François Pinard pinard at iro.umontreal.ca
Fri Sep 6 22:00:14 CEST 2002


[brueckd at tbye.com]

> The very idea of Larry Wall lecturing on code readability is hilarious.

While I understand the sentiment, history adds some perspective.

I've been following Perl since version 1, and in the beginnings, despite the
syntax was admittedly eclectic, Perl was much easier to read then, than now.
Perl grew many $X variables where X was a special character, but in the state
of the things at the time, it was still bearable.
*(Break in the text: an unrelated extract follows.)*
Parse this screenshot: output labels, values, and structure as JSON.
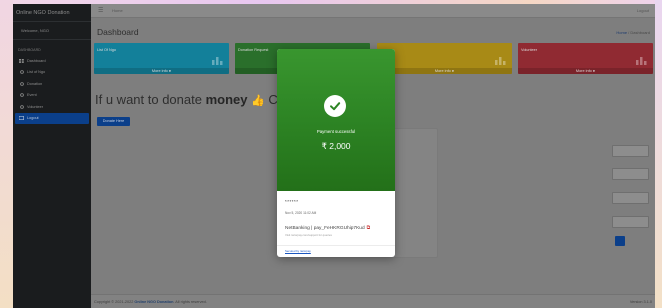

The legibility problem developed progressively when adding things to Perl,
while trying to stay compatible to what it was.  Running out of special
characters, $X started to use control characters.  The very notion of
announcing the type of something to a prefix character ($%@&) did not mix well
when references and more complex structures were added.  Larry made an effort
to clean out the syntax a bit when going from Perl 4 to Perl 5, but the damage
was already too intense for the cleanup to be effective, also considered that
the cleanup just could not be too drastic, to protect the existing code base.

I take Larry Wall as a nice and clever guy.  Perl does not marry so well with
evolution, and this is probably the doom of all languages which do not enough
foresee evolution, and overly praise backward compatibility.  On the other
hand, too much rapid or drastic changes might erode the user base or make it
less solid.  Equilibrium is a very difficult art.